I don’t hate fat people.
My dental hygienist is fat, and I would have nobody else clean my teeth. She is gentle, careful, thorough. She doesn’t make senseless small-talk when I have tools in my mouth. She’s a wonderful woman.
But fat girls—in the context of online dating—scare the shit out of me. The fear is crippling. I’m constantly imagining how it might happen again—finding myself trapped on a date with a conniving, corpulent con artist whose Tinder profile is the paradigm of false advertising.
It happened last Thursday. I was in Boston (for the ASM microbe conference) and staying at The Marriott in Cambridge. After a sushi dinner alone, I was craving connection, intimacy, some reminder I was more than just a cog in the corporate machine.
I decided to pull up Tinder in the hopes I might get lucky. I came across Summer’s profile: MIT student, strawberry blonde hair, trusting blue eyes. To my surprise we matched and she messaged me first.
I eagerly invited her to grab a drink at the hotel bar and braced myself for the same, lame, quotidian excuse: something came up; I’m really tired; my uncle just died suddenly. But instead she wasted no time, asking for my address and confirming she was on her way. I couldn’t believe my luck.
When she sauntered up to me, I was overcome with wave after wave of denial. You’re not my Summer. You’re a whale. You’re a taxicab. You’re Kim and Kanye’s massive Calabasas mansion.

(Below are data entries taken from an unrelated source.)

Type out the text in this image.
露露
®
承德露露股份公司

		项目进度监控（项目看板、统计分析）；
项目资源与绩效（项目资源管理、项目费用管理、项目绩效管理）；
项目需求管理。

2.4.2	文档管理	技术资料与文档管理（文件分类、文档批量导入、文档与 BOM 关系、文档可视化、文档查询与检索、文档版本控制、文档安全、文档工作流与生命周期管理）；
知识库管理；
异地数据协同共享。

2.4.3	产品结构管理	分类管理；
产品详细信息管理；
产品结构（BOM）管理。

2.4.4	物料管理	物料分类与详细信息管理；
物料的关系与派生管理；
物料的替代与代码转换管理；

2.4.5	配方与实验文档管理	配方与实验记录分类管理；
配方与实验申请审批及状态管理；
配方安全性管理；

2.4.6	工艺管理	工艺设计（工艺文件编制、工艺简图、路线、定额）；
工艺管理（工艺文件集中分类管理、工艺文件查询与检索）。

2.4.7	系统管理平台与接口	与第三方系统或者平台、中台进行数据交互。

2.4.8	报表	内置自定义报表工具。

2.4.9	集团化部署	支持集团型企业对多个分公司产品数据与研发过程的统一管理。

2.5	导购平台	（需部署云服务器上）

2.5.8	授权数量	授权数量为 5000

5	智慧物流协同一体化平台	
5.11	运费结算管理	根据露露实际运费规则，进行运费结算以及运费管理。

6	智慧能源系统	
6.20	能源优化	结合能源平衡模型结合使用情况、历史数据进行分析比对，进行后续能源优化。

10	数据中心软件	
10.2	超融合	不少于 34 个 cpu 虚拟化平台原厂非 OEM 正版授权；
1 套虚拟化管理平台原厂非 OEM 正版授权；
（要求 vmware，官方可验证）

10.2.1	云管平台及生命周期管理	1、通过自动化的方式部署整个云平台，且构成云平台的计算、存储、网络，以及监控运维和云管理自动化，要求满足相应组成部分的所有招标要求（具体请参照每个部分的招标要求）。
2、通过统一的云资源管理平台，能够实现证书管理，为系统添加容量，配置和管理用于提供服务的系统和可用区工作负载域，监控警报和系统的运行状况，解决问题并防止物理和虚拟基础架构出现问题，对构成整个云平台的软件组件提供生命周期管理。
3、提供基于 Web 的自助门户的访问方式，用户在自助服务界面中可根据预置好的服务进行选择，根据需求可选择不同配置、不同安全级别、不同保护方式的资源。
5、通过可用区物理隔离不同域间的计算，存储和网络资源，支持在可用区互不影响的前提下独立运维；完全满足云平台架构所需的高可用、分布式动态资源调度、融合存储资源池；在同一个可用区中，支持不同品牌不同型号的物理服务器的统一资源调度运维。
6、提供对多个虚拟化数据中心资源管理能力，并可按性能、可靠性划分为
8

But her eyes were the same as the pictures, and I knew it must be her: this egg-shaped piece of lard.
I suppose I entered panic mode, which allowed me to hide my disgust. She reminded me of an overstuffed sausage. I couldn’t concentrate on what she was saying, something about bubble tea and Cambridge and sports. I became genuinely fascinated with her ability to carry on breathing when she so clearly radiated death, disease, decay.
Would we like another round? Hell fucking no. I signed the bill for our fifteen dollar gin and tonics, my hand trembling.
The whale looked at me expectantly. Would I like to show her my room? I told her I was very tired, absolutely exhausted, and we parted with a hug that made my skin crawl.
Sometimes I think about what might have happened if I had taken her upstairs. I’m not certain she would be kind enough to suffocate me with her pale, fleshy boobs before sinking her teeth into my sensitive sinews. I can almost hear the sound of her powerful jaws pulverizing my body into a lifeless pulp. Crunch crunch crunch.